TOKYO -- The third Japanese government in less than a year fell this morning, resigning minutes before almost certain
rejection in a parliamentary no-confidence vote.
The abrupt end to the 2-month-old administration of Tsutomu Hata merely continued the chaos that has characterized Japanese politics since last summer.
The collapse comes as a potential crisis lurks just a few hundred miles away in Korea that, were it to erupt, would require numerous political decisions by the Japanese government -- including changes in law to permit full assistance for U.S. military operations.
Moreover the resignation will undoubtedly add yet another level to the continuing trade talks necessitated by Japan's record surpluses and the resulting steep rise in the value of its currency.
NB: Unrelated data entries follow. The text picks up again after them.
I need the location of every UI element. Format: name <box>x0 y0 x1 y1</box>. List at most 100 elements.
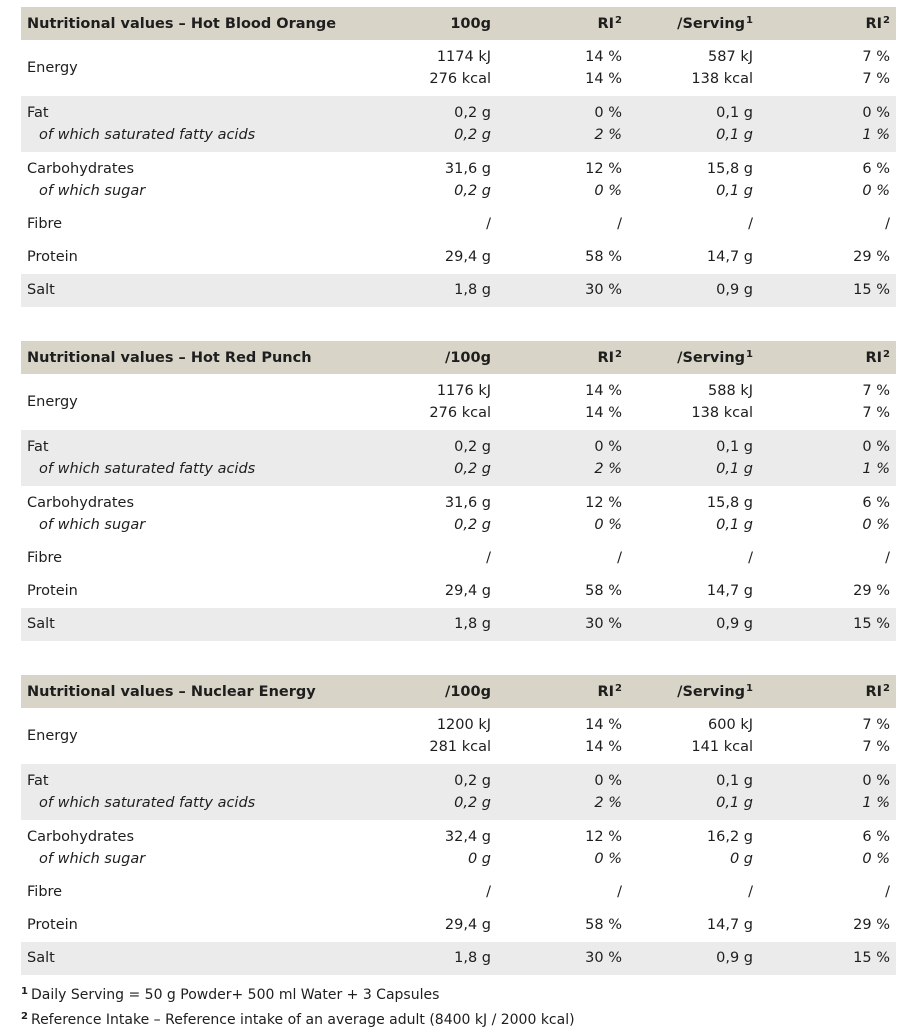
footnote-mark: 2 <box>883 349 890 360</box>
value-per-serving-main: 15,8 g <box>706 494 753 511</box>
footnote-mark: 1 <box>746 15 753 26</box>
ri-per-serving: / <box>885 216 890 233</box>
footnote-mark: 2 <box>615 15 622 26</box>
row-carbs: Carbohydrates of which sugar 31,6 g 0,2 g 12… <box>21 152 896 208</box>
ri-per-serving-sub: 0 % <box>862 183 890 199</box>
value-per-100g: 1,8 g <box>454 950 491 967</box>
value-per-100g-sub: 0,2 g <box>454 127 491 143</box>
ri-per-serving: 15 % <box>853 282 890 299</box>
row-label: Energy <box>21 374 402 430</box>
col-per-100g: 100g <box>450 15 491 32</box>
nutrition-table: Nutritional values – Hot Blood Orange 100… <box>21 7 896 307</box>
row-label: Carbohydrates of which sugar <box>21 820 402 876</box>
table-title: Nutritional values – Hot Blood Orange <box>27 15 337 32</box>
ri-per-100g: 14 % 14 % <box>497 374 628 430</box>
nutrient-sub-name: of which saturated fatty acids <box>39 461 256 477</box>
value-per-100g: 1174 kJ 276 kcal <box>402 40 497 96</box>
value-per-serving-sub: 0,1 g <box>716 795 753 811</box>
col-ri-label: RI <box>597 350 615 366</box>
row-carbs: Carbohydrates of which sugar 31,6 g 0,2 g 12… <box>21 486 896 542</box>
nutrient-name: Fat <box>27 772 49 789</box>
ri-per-100g: 12 % 0 % <box>497 486 628 542</box>
row-label: Fat of which saturated fatty acids <box>21 430 402 486</box>
value-per-serving: / <box>748 884 753 901</box>
value-per-serving-sub: 0,1 g <box>716 461 753 477</box>
ri-per-serving-main: 6 % <box>862 494 890 511</box>
col-ri-serving-label: RI <box>865 16 883 32</box>
footnote-text: Daily Serving = 50 g Powder+ 500 ml Wate… <box>30 987 440 1003</box>
ri-per-100g: 12 % 0 % <box>497 820 628 876</box>
footnote-mark: 2 <box>883 683 890 694</box>
row-salt: Salt 1,8 g 30 % 0,9 g 15 % <box>21 942 896 975</box>
value-per-serving: / <box>748 550 753 567</box>
footnote-mark: 2 <box>883 15 890 26</box>
ri-per-100g: 30 % <box>585 616 622 633</box>
col-ri: RI2 <box>497 341 628 374</box>
ri-per-100g: 58 % <box>585 249 622 266</box>
ri-per-serving: / <box>885 884 890 901</box>
value-per-100g-sub: 0 g <box>467 851 491 867</box>
ri-per-100g-sub: 2 % <box>594 127 622 143</box>
col-per-serving-label: /Serving <box>677 350 746 366</box>
value-per-serving: 600 kJ 141 kcal <box>628 708 759 764</box>
nutrient-name: Energy <box>27 59 78 76</box>
nutrient-name: Salt <box>27 282 55 299</box>
ri-per-100g: / <box>617 216 622 233</box>
row-label: Carbohydrates of which sugar <box>21 486 402 542</box>
row-label: Fat of which saturated fatty acids <box>21 96 402 152</box>
ri-per-serving: 29 % <box>853 917 890 934</box>
value-per-100g-main: 0,2 g <box>454 438 491 455</box>
ri-per-100g-main: 12 % <box>585 160 622 177</box>
nutrient-name: Fibre <box>27 550 63 567</box>
value-per-serving-sub: 138 kcal <box>691 71 753 87</box>
nutrient-name: Fibre <box>27 216 63 233</box>
value-per-100g-main: 0,2 g <box>454 104 491 121</box>
value-per-serving: 0,9 g <box>716 616 753 633</box>
ri-per-100g: 30 % <box>585 282 622 299</box>
nutrient-sub-name: of which saturated fatty acids <box>39 795 256 811</box>
value-per-serving: 0,9 g <box>716 950 753 967</box>
ri-per-100g: 58 % <box>585 583 622 600</box>
value-per-serving-sub: 0,1 g <box>716 127 753 143</box>
row-label: Carbohydrates of which sugar <box>21 152 402 208</box>
value-per-serving-sub: 0,1 g <box>716 183 753 199</box>
row-fibre: Fibre / / / / <box>21 542 896 575</box>
nutrient-name: Carbohydrates <box>27 160 135 177</box>
ri-per-serving-main: 7 % <box>862 716 890 733</box>
ri-per-serving-sub: 7 % <box>862 739 890 755</box>
value-per-serving: 16,2 g 0 g <box>628 820 759 876</box>
footnote-text: Reference Intake – Reference intake of a… <box>30 1012 575 1028</box>
row-energy: Energy 1176 kJ 276 kcal 14 % 14 % 588 kJ 138 k… <box>21 374 896 430</box>
ri-per-100g-sub: 2 % <box>594 461 622 477</box>
value-per-100g-main: 1174 kJ <box>436 48 491 65</box>
table-title: Nutritional values – Hot Red Punch <box>27 349 312 366</box>
value-per-100g-sub: 0,2 g <box>454 183 491 199</box>
ri-per-serving-main: 0 % <box>862 772 890 789</box>
col-ri-serving: RI2 <box>759 675 896 708</box>
value-per-100g: 1200 kJ 281 kcal <box>402 708 497 764</box>
nutrient-name: Fat <box>27 104 49 121</box>
ri-per-serving-sub: 1 % <box>862 127 890 143</box>
value-per-100g-sub: 276 kcal <box>429 71 491 87</box>
col-ri-serving: RI2 <box>759 341 896 374</box>
nutrient-name: Salt <box>27 950 55 967</box>
value-per-serving-main: 587 kJ <box>708 48 753 65</box>
ri-per-100g-sub: 14 % <box>585 405 622 421</box>
ri-per-serving-sub: 1 % <box>862 461 890 477</box>
value-per-serving-main: 0,1 g <box>716 772 753 789</box>
col-per-serving: /Serving1 <box>628 7 759 40</box>
value-per-100g-sub: 0,2 g <box>454 461 491 477</box>
col-ri-serving-label: RI <box>865 684 883 700</box>
value-per-serving-main: 0,1 g <box>716 438 753 455</box>
table-header-row: Nutritional values – Nuclear Energy/100g… <box>21 675 896 708</box>
ri-per-serving: / <box>885 550 890 567</box>
col-per-100g: /100g <box>445 683 491 700</box>
row-fibre: Fibre / / / / <box>21 208 896 241</box>
ri-per-100g-main: 0 % <box>594 104 622 121</box>
value-per-100g-sub: 281 kcal <box>429 739 491 755</box>
value-per-serving-sub: 0,1 g <box>716 517 753 533</box>
value-per-100g: 0,2 g 0,2 g <box>402 96 497 152</box>
row-label: Fat of which saturated fatty acids <box>21 764 402 820</box>
ri-per-100g: 14 % 14 % <box>497 708 628 764</box>
col-ri: RI2 <box>497 675 628 708</box>
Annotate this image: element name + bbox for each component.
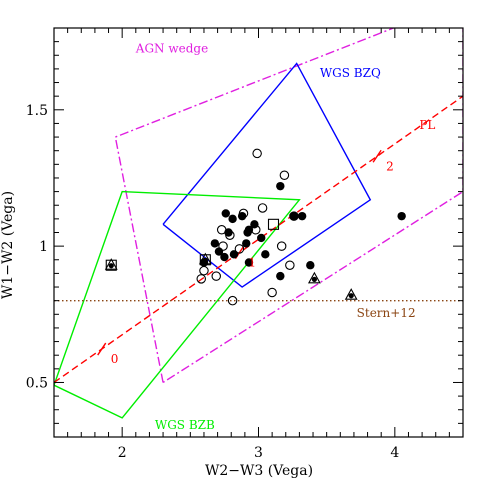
annotation-wgs-bzb: WGS BZB — [155, 418, 215, 432]
triangle-point — [104, 258, 118, 270]
y-tick-label: 1 — [39, 239, 48, 255]
open-circle-point — [279, 170, 290, 180]
x-tick-label: 2 — [118, 445, 127, 461]
filled-circle-point — [224, 228, 233, 237]
triangle-point — [307, 271, 321, 284]
filled-circle-point — [306, 261, 315, 270]
filled-circle-point — [397, 211, 406, 221]
open-circle-point — [267, 287, 277, 298]
data-points — [104, 148, 406, 306]
y-tick-label: 0.5 — [26, 375, 48, 391]
filled-circle-point — [210, 239, 220, 248]
region-wgs-bzq — [162, 62, 372, 288]
open-circle-point — [289, 211, 299, 221]
pl-tick-mark — [372, 149, 382, 163]
x-tick-label: 4 — [390, 445, 399, 461]
filled-circle-point — [244, 258, 254, 267]
open-circle-point — [251, 225, 261, 235]
y-tick-label: 1.5 — [26, 103, 48, 119]
open-circle-point — [285, 260, 295, 270]
open-circle-point — [199, 265, 209, 276]
annotations: 0 1 2 AGN wedge WGS BZQ PL Stern+12 WGS BZB — [111, 42, 436, 432]
annotation-pl: PL — [419, 118, 435, 132]
open-square-point — [267, 218, 280, 230]
filled-circle-point — [221, 209, 230, 218]
filled-circle-point — [228, 214, 237, 224]
annotation-wgs-bzq: WGS BZQ — [320, 66, 381, 80]
filled-circle-point — [237, 211, 247, 221]
y-axis-label: W1−W2 (Vega) — [0, 191, 16, 299]
open-circle-point — [276, 241, 287, 251]
open-circle-point — [225, 230, 235, 240]
open-circle-point — [218, 241, 228, 251]
pl-tick-label: 2 — [386, 159, 394, 173]
triangle-center-dot — [108, 263, 114, 269]
open-circle-point — [257, 203, 268, 213]
region-agn-wedge — [114, 28, 463, 384]
annotation-stern-12: Stern+12 — [357, 306, 416, 320]
triangle-center-dot — [348, 293, 354, 299]
filled-circle-point — [289, 211, 299, 221]
line-pl — [54, 95, 463, 384]
pl-tick-label: 0 — [111, 352, 119, 366]
open-circle-point — [234, 244, 245, 254]
region-outlines — [54, 28, 463, 419]
triangle-center-dot — [202, 257, 208, 263]
filled-circle-point — [261, 250, 270, 259]
open-circle-point — [227, 295, 238, 306]
filled-circle-point — [220, 252, 229, 262]
open-circle-point — [211, 271, 221, 281]
filled-circle-point — [276, 271, 285, 281]
filled-circle-point — [276, 181, 285, 191]
region-wgs-bzb — [54, 190, 301, 419]
filled-circle-point — [242, 239, 251, 248]
open-circle-point — [252, 148, 262, 159]
filled-circle-point — [297, 211, 307, 221]
triangle-center-dot — [311, 276, 317, 282]
filled-circle-point — [229, 250, 239, 259]
pl-tick-label: 1 — [248, 256, 256, 270]
annotation-agn-wedge: AGN wedge — [135, 42, 208, 56]
filled-circle-point — [250, 220, 259, 229]
x-tick-label: 3 — [254, 445, 263, 461]
triangle-point — [344, 288, 358, 300]
pl-tick-mark — [97, 342, 107, 356]
x-axis-label: W2−W3 (Vega) — [205, 463, 313, 479]
triangle-point — [198, 252, 212, 265]
open-circle-point — [196, 274, 206, 284]
filled-circle-point — [257, 233, 266, 243]
filled-circle-point — [243, 228, 252, 237]
open-circle-point — [216, 225, 227, 235]
open-circle-point — [238, 208, 249, 219]
axis-ticks: 2 3 4 0.5 1 1.5 — [26, 28, 463, 461]
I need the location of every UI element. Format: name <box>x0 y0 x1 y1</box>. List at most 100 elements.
In early July, the so-called G-7 group of the seven major economic powers is scheduled to meet, and Japan's economic situation is certain to be a primary focus.
During similar meetings in the recent past, Japanese officials have explained their delay in taking the difficult political steps that would be necessary to truly open up and deregulate their domestic economy to foreign goods by pointing to their fragile political situation.
Since the day the Hata administration was formed, the likelihood that this pattern of collapse would be repeated has been openly discussed within the Japanese government.
Nothing about the demise of the Hata administration came as a surprise.
Opposition leaders have consistently vowed to pull the plug on the minority government once a long-delayed budget was passed for the current fiscal year. The budget finally passed early this week, and the rest occurred as expected.
Mr. Hata struggled against the inevitable for weeks and rejected any hint of resignation as recently as last night, arguing that nothing would be gained and that no fault could be found with his administration.
Fruitless negotiations with opposition leaders continued throughout the morning hours.
In announcing his capitulation during an quickly called news conference shortly before noon, when a no-confidence vote was scheduled to be held in Parliament, Mr. Hata vowed to end "the political vacuum" that would have been an inevitable result of a rejection of his administration by Parliament, including the prospect of time-consuming and costly elections.
Now, alternatively, there will be negotiations among the numerous political parties that make up Japan's increasingly complex political landscape.
Estimates vary widely on how long it may take to reach a resolution.
Oddly, given his resignation, Mr. Hata is probably the most likely can didate to emerge as the compromise choice of the opposing groups, but leaders of the opposition parties have emphasized that the field is open.
One possibility is a new coalition with representation from all major political groups -- a strange outcome, given that Japan's current instability began last summer in response to widespread demands for political change.
The new, broader, coalition could include the Liberal Democratic Party, which had led Japan for decades before being booted by disgusted voters last summer, and the Social Democratic Party.
Throughout the long tenure of the LDP, the Socialists had served as the primary opposition.
They participated in the first coalition government this summer, before angrily walking away after having been excluded from a new political amalgamation of other coalition parties.
Missing from the current political upheaval is any sense of popular demand for change.
The initial coalition government, head by Morihiro Hosokawa, enjoyed record-breaking popularity, and the Hata administration received support from a majority of the populace.